While it may take some time to properly analyse this policy’s effectiveness, these initial signs are promising nonetheless.

What should be considered a priority, however, is ensuring that buyers actually have access to the financing needed to take advantage of the discounts on offer through this SDLT holiday. Otherwise, one cannot help but feel as though this policy reform will only have a limited success.

Responsible lending from responsible lenders

Back in March, the government agreed that those with mortgages who had been adversely affected by COVID-19 could be offered forbearance by their lender; essentially a mortgage payment holiday scheme.

However, it has been reported that those who took part in this scheme could be denied mortgages over the coming months. I recently explained in the Daily Express how lenders, when considering whether an individual is in a position to take on more debt, may consider the applicant’s participation in the mortgage repayment scheme a negative mark.
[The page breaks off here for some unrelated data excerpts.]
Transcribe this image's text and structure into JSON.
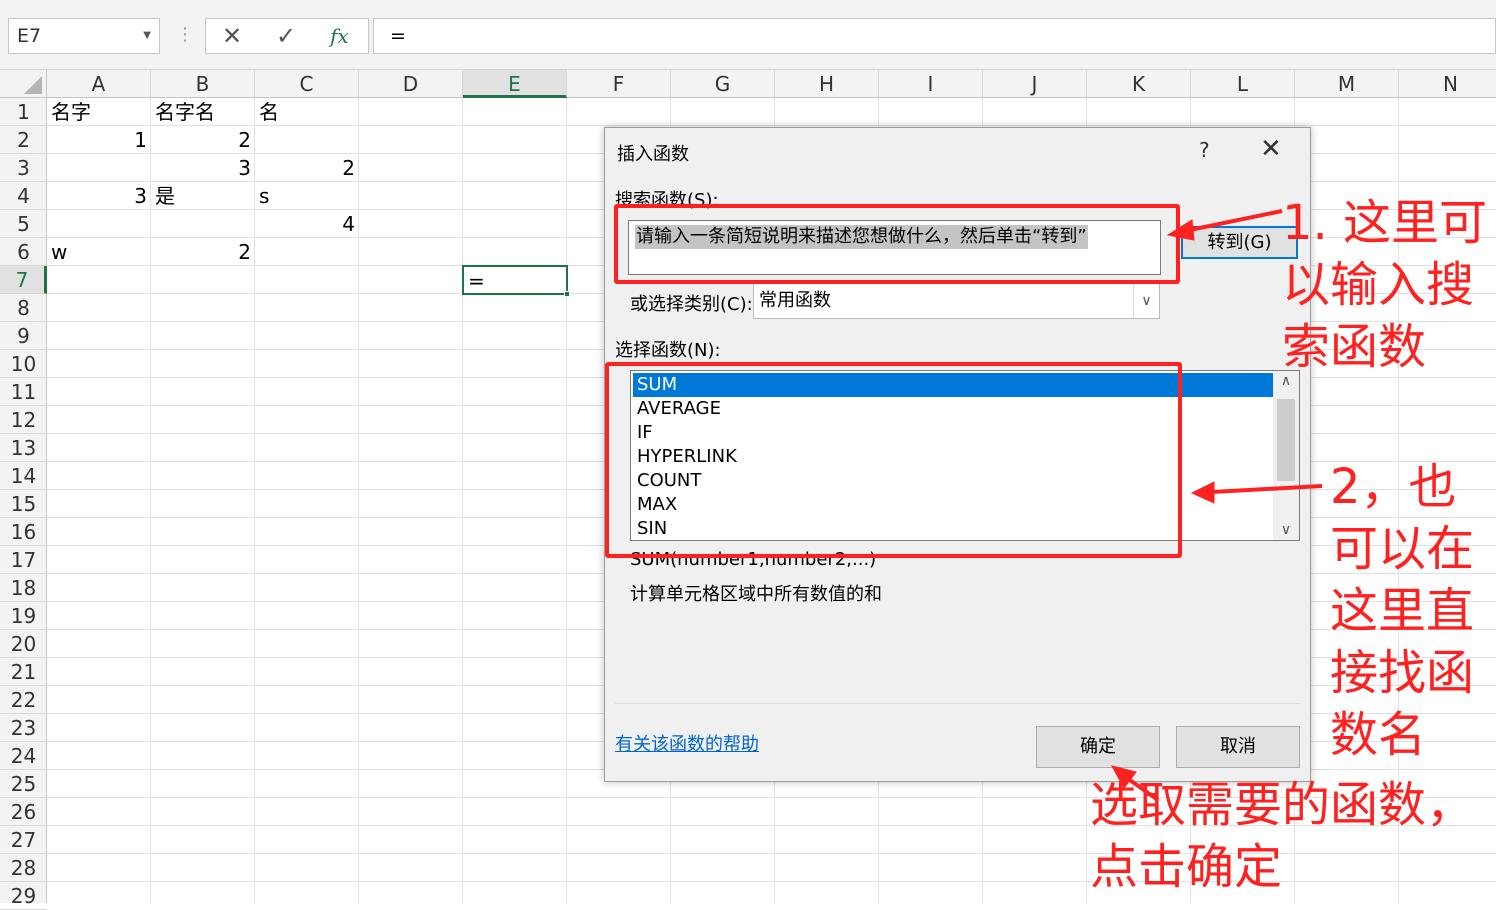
{
  "formula_bar": {
    "name_box": "E7",
    "cancel_icon": "✕",
    "enter_icon": "✓",
    "fx_label": "fx",
    "formula": "="
  },
  "columns": [
    "A",
    "B",
    "C",
    "D",
    "E",
    "F",
    "G",
    "H",
    "I",
    "J",
    "K",
    "L",
    "M",
    "N"
  ],
  "rows": [
    "1",
    "2",
    "3",
    "4",
    "5",
    "6",
    "7",
    "8",
    "9",
    "10",
    "11",
    "12",
    "13",
    "14",
    "15",
    "16",
    "17",
    "18",
    "19",
    "20",
    "21",
    "22",
    "23",
    "24",
    "25",
    "26",
    "27",
    "28",
    "29"
  ],
  "cells": {
    "A1": "名字",
    "B1": "名字名",
    "C1": "名",
    "A2": "1",
    "B2": "2",
    "B3": "3",
    "C3": "2",
    "A4": "3",
    "B4": "是",
    "C4": "s",
    "C5": "4",
    "A6": "w",
    "B6": "2",
    "E7": "="
  },
  "dialog": {
    "title": "插入函数",
    "help_glyph": "?",
    "close_glyph": "✕",
    "search_label": "搜索函数(S):",
    "search_placeholder": "请输入一条简短说明来描述您想做什么，然后单击“转到”",
    "go_button": "转到(G)",
    "category_label": "或选择类别(C):",
    "category_value": "常用函数",
    "function_list_label": "选择函数(N):",
    "functions": [
      "SUM",
      "AVERAGE",
      "IF",
      "HYPERLINK",
      "COUNT",
      "MAX",
      "SIN"
    ],
    "syntax": "SUM(number1,number2,...)",
    "description": "计算单元格区域中所有数值的和",
    "help_link": "有关该函数的帮助",
    "ok_button": "确定",
    "cancel_button": "取消"
  },
  "annotations": {
    "note1": [
      "1. 这里可",
      "以输入搜",
      "索函数"
    ],
    "note2": [
      "2，也",
      "可以在",
      "这里直",
      "接找函",
      "数名"
    ],
    "note3": [
      "选取需要的函数，",
      "点击确定"
    ]
  },
  "colors": {
    "accent": "#217346",
    "selection": "#0078d7",
    "annotation": "#ff2020"
  }
}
A recent study commissioned by Butterfield Mortgages Limited showed this is not an unrealistic proposition. In fact, 50% of the homebuyers and homeowners we surveyed stated that they had recently been denied a mortgage despite having an agreement in principle, with a third (31%) actively losing their deposit as a result.

Responsible lending must be demonstrated, then, as government efforts to get the housing market active again take shape.

As we see the return of 90% loan-to-value (LTV) loans to the market, lenders are – in theory – eager to lend. But we must not overlook the importance of responsible lending.

Loans should not be deployed to those buyers who are not in a position to take on more debt. At this point in time with so much uncertainty still in the air, we want to encourage good practice so that we are protecting the financial security of homebuyers.

Those seeking to pursue a property purchase and utilise the SDLT holiday should speak with a mortgage provider or financial planner soon, to understand the options available.

I am optimistic that lenders will take a responsible, helpful attitude when reviewing applicants given recent events, and that we can all enjoy the benefits of a strong UK property sector resurgence sooner, rather than later.